The diagonals of a rhombus are the angle bisectors of the sides. The angle bisectors of $y-x=0$ and $y-7x=0$ are found using the formula: $\frac{x-y}{\sqrt{1^2+(-1)^2}} = \pm \frac{7x-y}{\sqrt{7^2+(-1)^2}}$ $\frac{x-y}{\sqrt{2}} = \pm \frac{7x-y}{\sqrt{50}} = \pm \frac{7x-y}{5\sqrt{2}}$ $5(x-y) = \pm (7x-y)$

Case 1: $5x-5y = 7x-y \implies 2x+4y = 0 \implies y = -\frac{1}{2}x$. The slope is $m_{d1} = -\frac{1}{2}$. Case 2: $5x-5y = -(7x-y) \implies 5x-5y = -7x+y \implies 12x-6y = 0 \implies y = 2x$. The slope is $m_{d2} = 2$.

The slopes of the diagonals are $2$ and $-\frac{1}{2}$. The sum of the slopes is $2 + (-\frac{1}{2}) = \frac{3}{2}$. This confirms option C.

The diagonals intersect at (1, 2).
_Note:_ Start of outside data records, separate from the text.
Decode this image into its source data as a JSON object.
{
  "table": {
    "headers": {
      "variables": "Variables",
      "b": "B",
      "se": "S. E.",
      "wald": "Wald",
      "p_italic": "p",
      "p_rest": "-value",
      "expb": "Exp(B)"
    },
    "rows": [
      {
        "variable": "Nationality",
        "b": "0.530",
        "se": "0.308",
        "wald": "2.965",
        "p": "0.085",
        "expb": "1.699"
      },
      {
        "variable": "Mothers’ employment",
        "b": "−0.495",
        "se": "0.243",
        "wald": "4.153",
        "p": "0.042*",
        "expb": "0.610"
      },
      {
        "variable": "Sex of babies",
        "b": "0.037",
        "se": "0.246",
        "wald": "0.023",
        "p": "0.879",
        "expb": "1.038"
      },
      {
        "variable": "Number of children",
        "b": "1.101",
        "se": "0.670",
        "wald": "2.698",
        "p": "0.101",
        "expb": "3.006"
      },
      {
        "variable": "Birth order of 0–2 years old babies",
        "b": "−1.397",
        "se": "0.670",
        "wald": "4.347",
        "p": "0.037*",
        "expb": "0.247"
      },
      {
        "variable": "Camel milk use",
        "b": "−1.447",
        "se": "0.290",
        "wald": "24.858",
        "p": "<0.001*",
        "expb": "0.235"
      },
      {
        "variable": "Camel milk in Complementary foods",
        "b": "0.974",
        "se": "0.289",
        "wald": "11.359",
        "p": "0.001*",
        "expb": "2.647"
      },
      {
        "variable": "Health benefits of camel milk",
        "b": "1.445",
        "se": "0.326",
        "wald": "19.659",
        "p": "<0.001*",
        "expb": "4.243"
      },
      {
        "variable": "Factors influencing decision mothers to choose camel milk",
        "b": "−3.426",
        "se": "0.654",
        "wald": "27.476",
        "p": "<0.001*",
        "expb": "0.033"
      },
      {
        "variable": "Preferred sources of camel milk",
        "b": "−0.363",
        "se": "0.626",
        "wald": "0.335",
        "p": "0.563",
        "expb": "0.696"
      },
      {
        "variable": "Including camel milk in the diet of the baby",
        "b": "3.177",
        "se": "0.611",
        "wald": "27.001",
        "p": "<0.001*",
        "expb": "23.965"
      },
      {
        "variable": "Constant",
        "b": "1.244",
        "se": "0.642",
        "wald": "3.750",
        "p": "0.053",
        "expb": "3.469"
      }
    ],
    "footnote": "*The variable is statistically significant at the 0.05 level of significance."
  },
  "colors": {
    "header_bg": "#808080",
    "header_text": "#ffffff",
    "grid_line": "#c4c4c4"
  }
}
The equations of the diagonals are: Diagonal 1 (slope 2): $y - 2 = 2(x - 1) \implies y = 2x$. Diagonal 2 (slope $-\frac{1}{2}$): $y - 2 = -\frac{1}{2}(x - 1) \implies 2y - 4 = -x + 1 \implies x + 2y - 5 = 0$.

Vertex P lies on the Y-axis, so its coordinates are $(0, y_P)$. P must lie on one of the diagonals. If P lies on $y=2x$: $y_P = 2(0) \implies y_P = 0$. So P can be (0,0). This confirms option A. If P lies on $x+2y-5=0$: $0 + 2y_P - 5 = 0 \implies 2y_P = 5 \implies y_P = \frac{5}{2}$. So P can be $(0, \frac{5}{2})$. This confirms option B.